Compute the SSIMs between two image batches, as well as the gradients with respect to the first one.

See the module documentation for the input and output formats.

Arguments

• ssims: The (output) CuVector which will contain the SSIM values.
• dL_dimgs1: The (output) gradients of imgs1 with respect to the SSIM value L.
• imgs1: The first image batch, with respect to which we compute the gradients.
• imgs2: The second image batch.
• N_dssims_dQ, N_dssims_dM and N_dssims_dP: Internal buffers for intermediate gradients.
• should_zero: To get the correct SSIM value we need ssims to start with values of 0. When set to true we will perform this zeroing inside the method. Otherwise it is the responsibility of the caller to have done this in advance. Defaults to true.

Returns

(ssims, dL_dimgs1)

ssim_with_gradient(imgs1, imgs2)

Compute the SSIMs between two image batches, as well as the gradients with respect to the first one.

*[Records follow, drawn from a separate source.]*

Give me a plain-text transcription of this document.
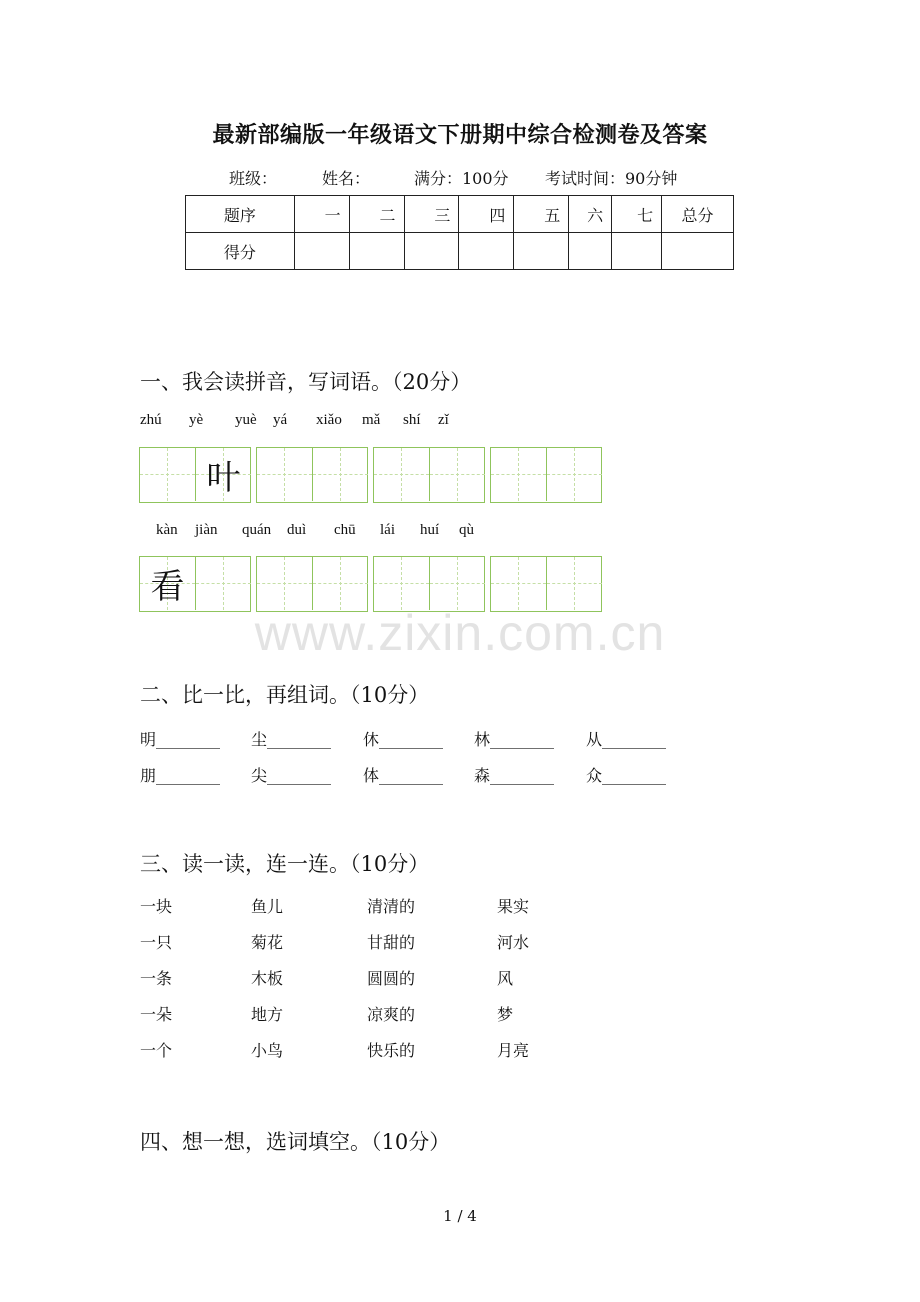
最新部编版一年级语文下册期中综合检测卷及答案
班级：	姓名：	满分：100分 考试时间：90分钟
题序	一	二	三	四	五	六	七	总分
得分								
一、我会读拼音，写词语。（20分）
zhú yè yuè yá xiǎo mǎ shí zǐ
叶
kàn jiàn quán duì chū lái huí qù
看
www.zixin.com.cn
二、比一比，再组词。（10分）
明________ 尘________ 休________ 林________ 从________
朋________ 尖________ 体________ 森________ 众________
三、读一读，连一连。（10分）
一块	鱼儿	清清的	果实
一只	菊花	甘甜的	河水
一条	木板	圆圆的	风
一朵	地方	凉爽的	梦
一个	小鸟	快乐的	月亮
四、想一想，选词填空。（10分）
1 / 4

This method allocates (and frees) a number of buffers and of course also allocates the output gradient 'image' batch. See ssim_with_gradient! for the non-allocating version.

See the module documentation for expected formats for the inputs and output.

Arguments

• imgs1: The first image batch.
• imgs2: The second image batch.

Returns

1. The SSIM values.
2. The gradients of these values with respect to imgs1.